Lo dicho

Parece que sucede en automático: cuando alguien que se desempeña dentro del amplísimo espectro de la función pública se ve en la circunstancia de tener que pronunciar, explicar o incluso defender sus «líneas de acción» (sus estrategias, sus decisiones, los objetivos que persigue o afirma perseguir, y cómo para ello dispone del recurso material y humano), por lo general cuenta más la expresión de la convicción que la exposición de criterios. Y a veces solamente la convicción. Precisando: la necesidad de ostentar, ante todo cuestionamiento y como una suerte de vacuna contra las suspicacias, la certidumbre inconmovible de que el paso es firme y seguro, la visión clara, la marcha sostenida y el rumbo el correcto: la certidumbre o su apariencia, al menos: bastan algunas fórmulas y algunos ademanes de determinación. Es posible que se trate de una adaptación natural al medio, indispensable para la supervivencia: no hay funcionario que no tenga entre sus deberes el de exhibir aplomo y confianza en que lo que hace lo hace bien, seguramente con tal de que así nos parezca a quienes los escuchemos y a fin de procurarse simpatías y adhesiones —o, por lo pronto, para enfrentar el menor número de discrepancias posible. Pero de los criterios —las razones en las que se funda su actuar, con qué discernimientos y según quiénes se diseñan las políticas a su cargo— es poco lo que se llega a mostrar, y, por lo visto, más poco lo que importa. 

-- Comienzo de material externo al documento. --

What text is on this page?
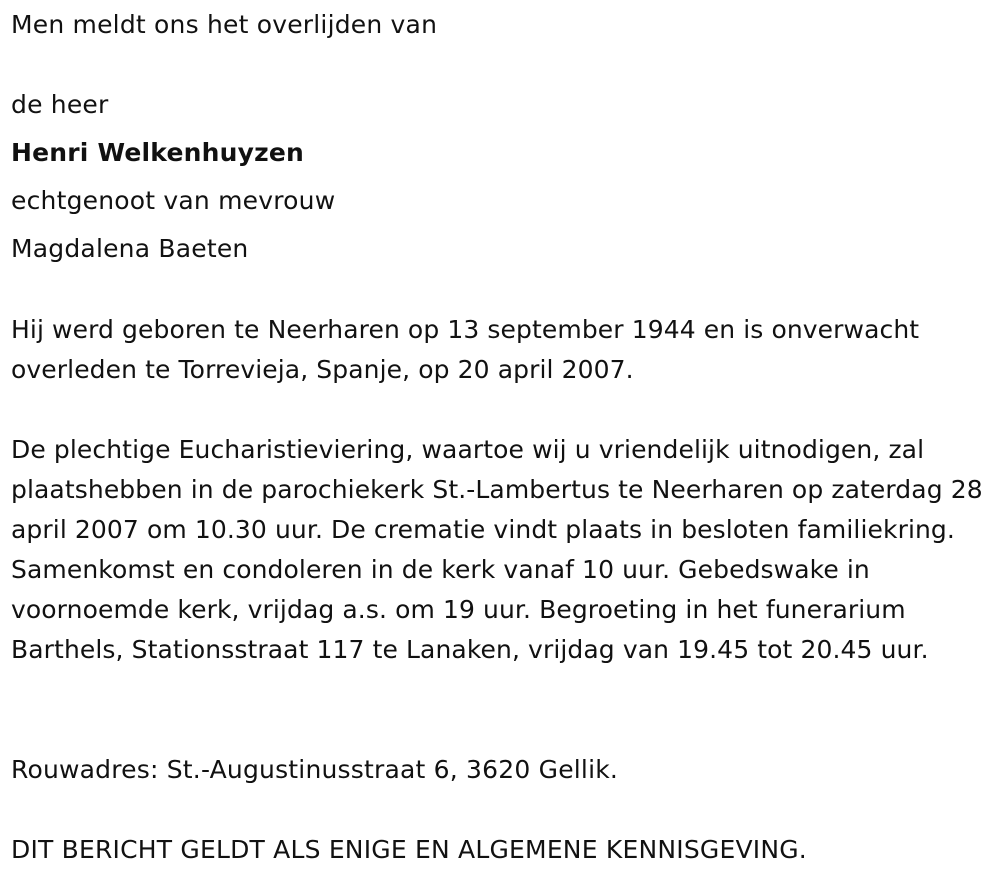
Men meldt ons het overlijden van
de heer
Henri Welkenhuyzen
echtgenoot van mevrouw
Magdalena Baeten
Hij werd geboren te Neerharen op 13 september 1944 en is onverwacht overleden te Torrevieja, Spanje, op 20 april 2007.
De plechtige Eucharistieviering, waartoe wij u vriendelijk uitnodigen, zal plaatshebben in de parochiekerk St.-Lambertus te Neerharen op zaterdag 28 april 2007 om 10.30 uur. De crematie vindt plaats in besloten familiekring. Samenkomst en condoleren in de kerk vanaf 10 uur. Gebedswake in voornoemde kerk, vrijdag a.s. om 19 uur. Begroeting in het funerarium Barthels, Stationsstraat 117 te Lanaken, vrijdag van 19.45 tot 20.45 uur.
Rouwadres: St.-Augustinusstraat 6, 3620 Gellik.
DIT BERICHT GELDT ALS ENIGE EN ALGEMENE KENNISGEVING.
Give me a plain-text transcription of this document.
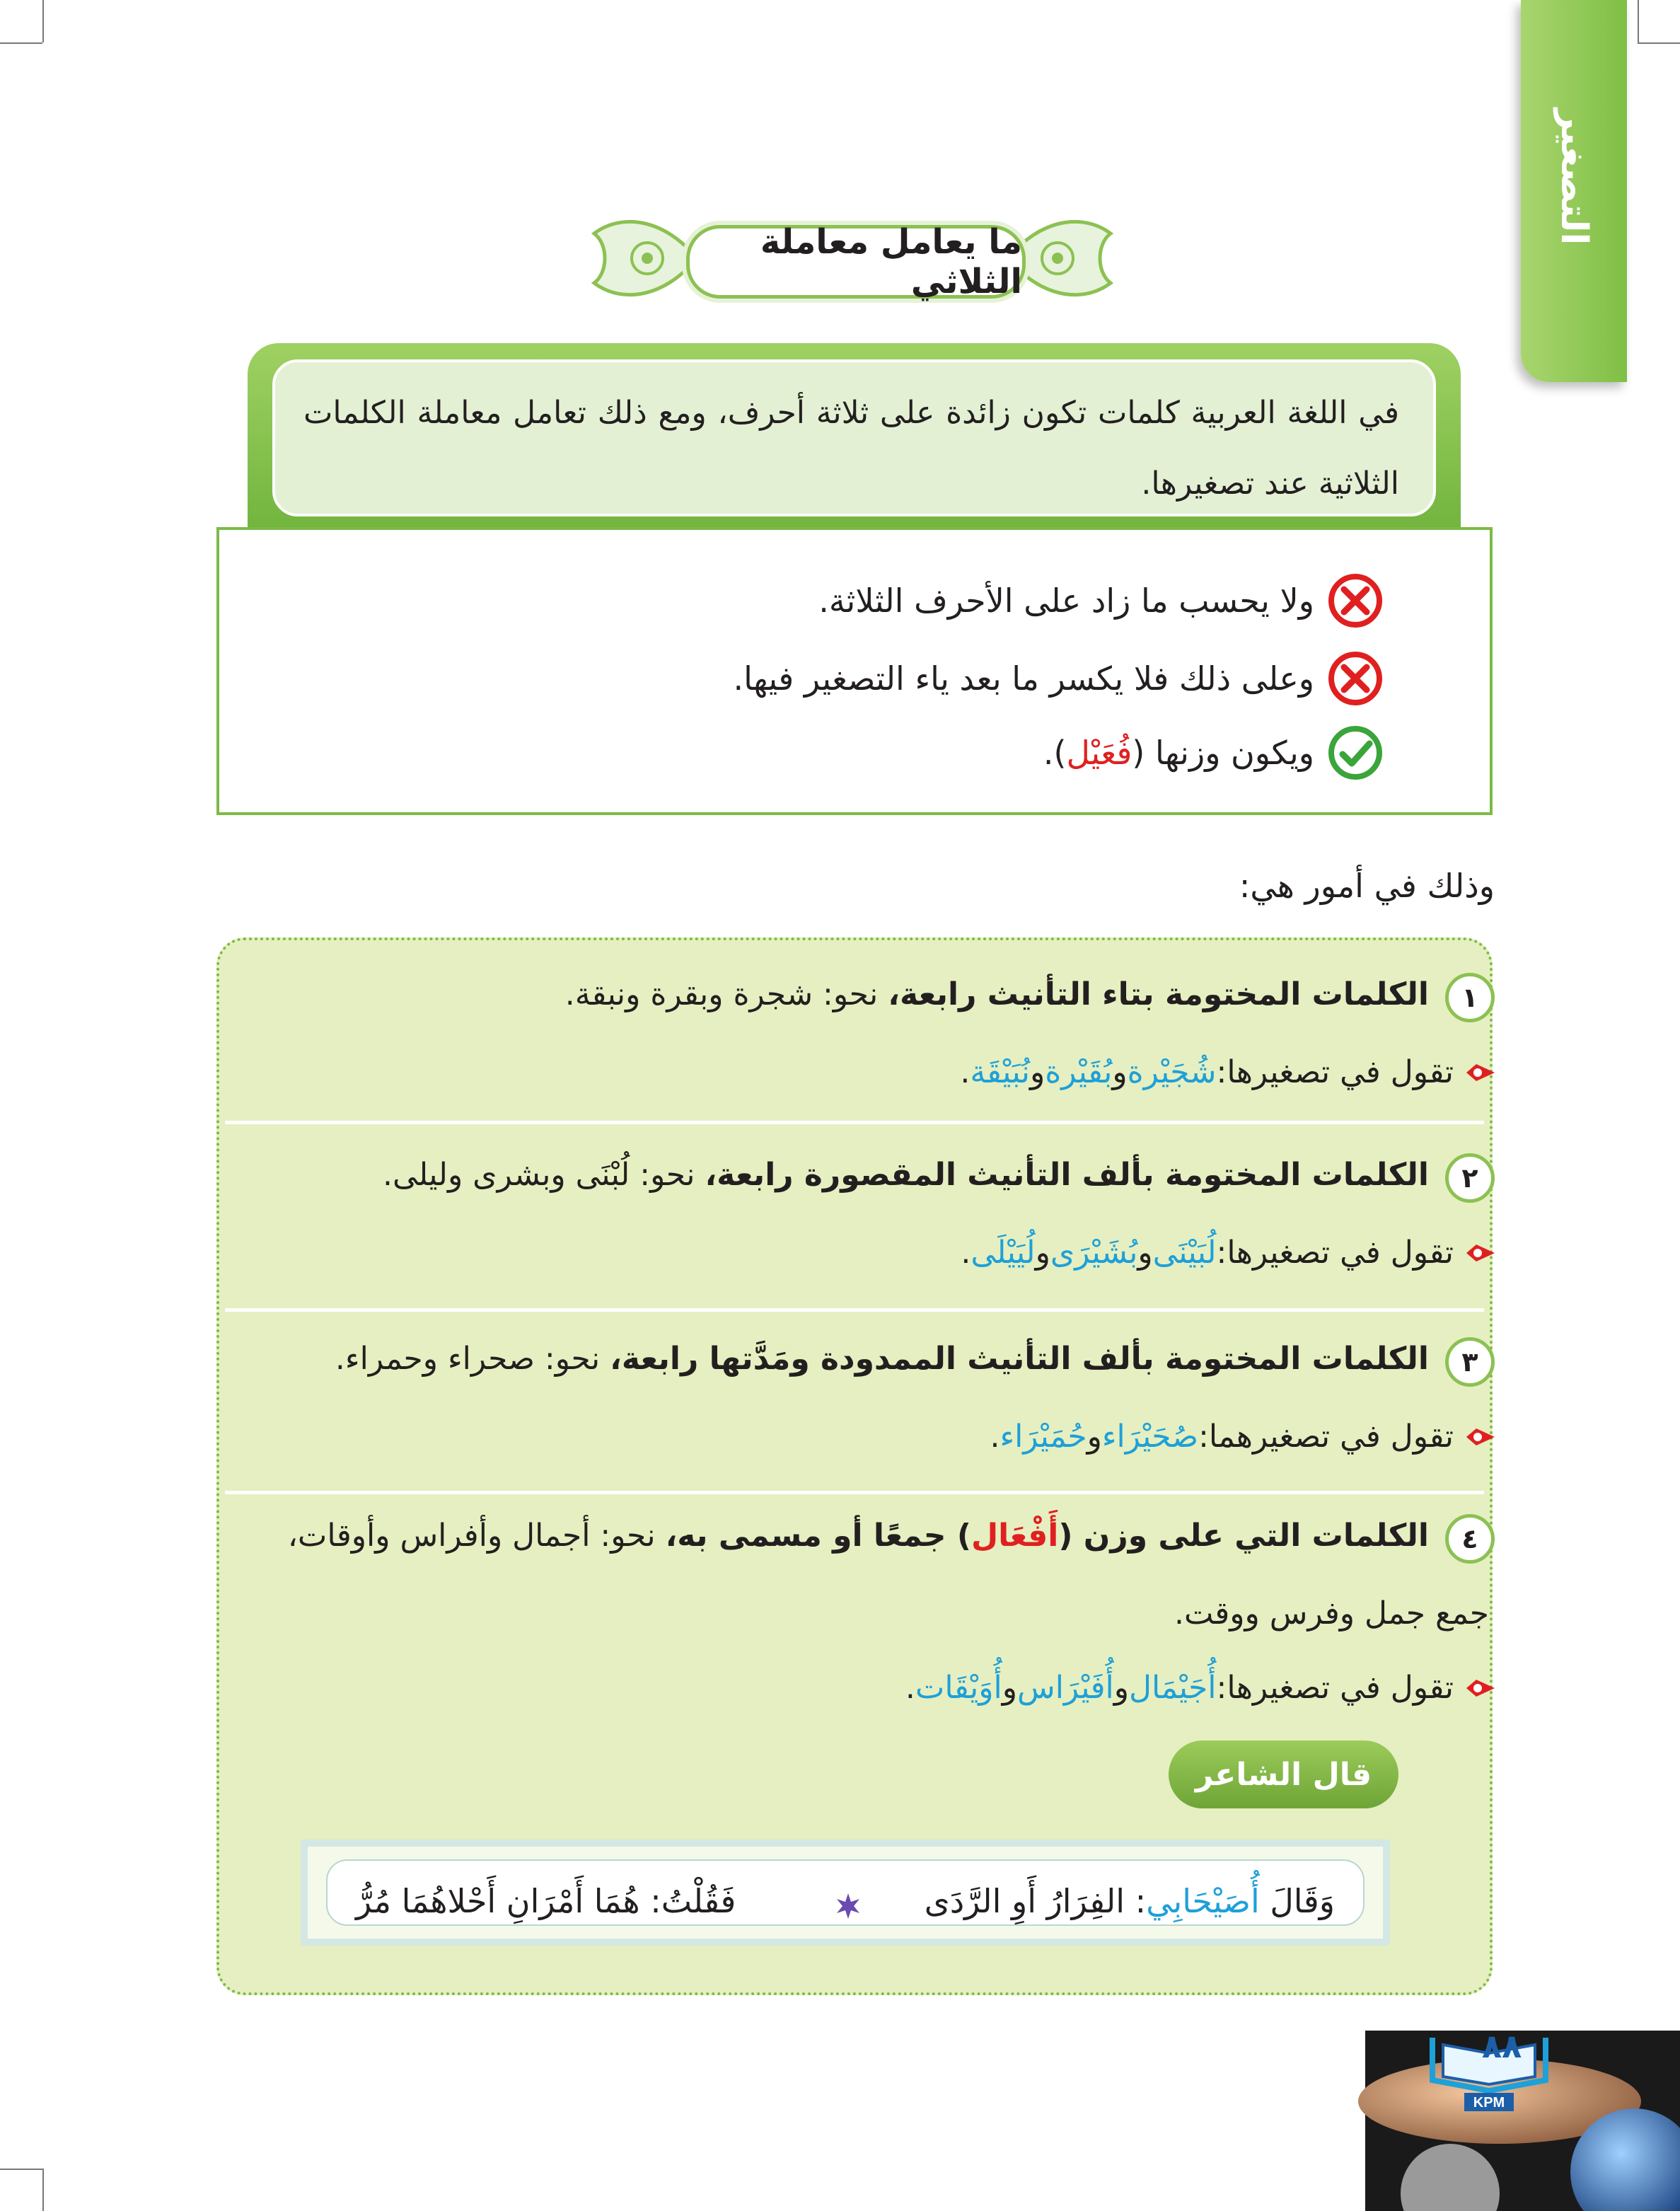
التصغير
ما يعامل معاملة الثلاثي
في اللغة العربية كلمات تكون زائدة على ثلاثة أحرف، ومع ذلك تعامل معاملة الكلمات الثلاثية عند تصغيرها.
ولا يحسب ما زاد على الأحرف الثلاثة.
وعلى ذلك فلا يكسر ما بعد ياء التصغير فيها.
ويكون وزنها (
فُعَيْل
).
وذلك في أمور هي:
١
الكلمات المختومة بتاء التأنيث رابعة، نحو: شجرة وبقرة ونبقة.
تقول في تصغيرها:
شُجَيْرة
و
بُقَيْرة
و
نُبَيْقَة
.
٢
الكلمات المختومة بألف التأنيث المقصورة رابعة، نحو: لُبْنَى وبشرى وليلى.
تقول في تصغيرها:
لُبَيْنَى
و
بُشَيْرَى
و
لُيَيْلَى
.
٣
الكلمات المختومة بألف التأنيث الممدودة ومَدَّتها رابعة، نحو: صحراء وحمراء.
تقول في تصغيرهما:
صُحَيْرَاء
و
حُمَيْرَاء
.
٤
الكلمات التي على وزن (أَفْعَال) جمعًا أو مسمى به، نحو: أجمال وأفراس وأوقات،
جمع جمل وفرس ووقت.
تقول في تصغيرها:
أُجَيْمَال
و
أُفَيْرَاس
و
أُوَيْقَات
.
قال الشاعر
وَقَالَ أُصَيْحَابِي: الفِرَارُ أَوِ الرَّدَى
فَقُلْتُ: هُمَا أَمْرَانِ أَحْلاهُمَا مُرُّ
KPM
٨٨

        Esto viene a cuento por un encuentro que sostuvieron ayer el secretario de Cultura de Jalisco, Alejandro Cravioto, y algunos integrantes de su equipo, con periodistas y editorialistas de Mural. Luego de escuchar el sucinto recuento que se hizo del trabajo de su dependencia en lo que va del sexenio, seguido por las previsiones para el trecho que falta recorrer y las respuestas a algunas preguntas (qué planes hay para el 2011, por ejemplo, en ocasión de los Panamericanos), yo quedé pensando en el escaso sentido que tiene esperar de los funcionarios algo más allá de cuanto evidencie, en los hechos, su propia labor (o la labor que dejen de hacer). Quiero decir: puesto que todo funcionario tiene que ser el mejor propagandista de sí mismo, y como para ello ha de presumir de llevar siempre el viento a favor —así tenga que sortear tempestades—, es difícil que sus dichos vayan más lejos del encomio de los propios logros, o bien del argumento siempre infalible de la crisis y la precariedad sempiterna como justificación para cualquier omisión o medianía. Sobre los criterios, poco o nada; y es con criterios que se trazan los presupuestos, por ejemplo, o se prefieren unas «líneas de acción» sobre otras (la prevaleciente comprensión de la cultura como atractivo turístico, o como reafirmación machacona de la identidad tradicional, antes que como apertura de una sociedad al mundo). Pero como dijo aquél: «Por sus frutos los conoceréis». Que no por lo que tengan a bien decir de sí mismos —que ya sabemos qué va a ser.

Publicado en la columna «La menor importancia», en Mural, el jueves 12 de agosto de 2010.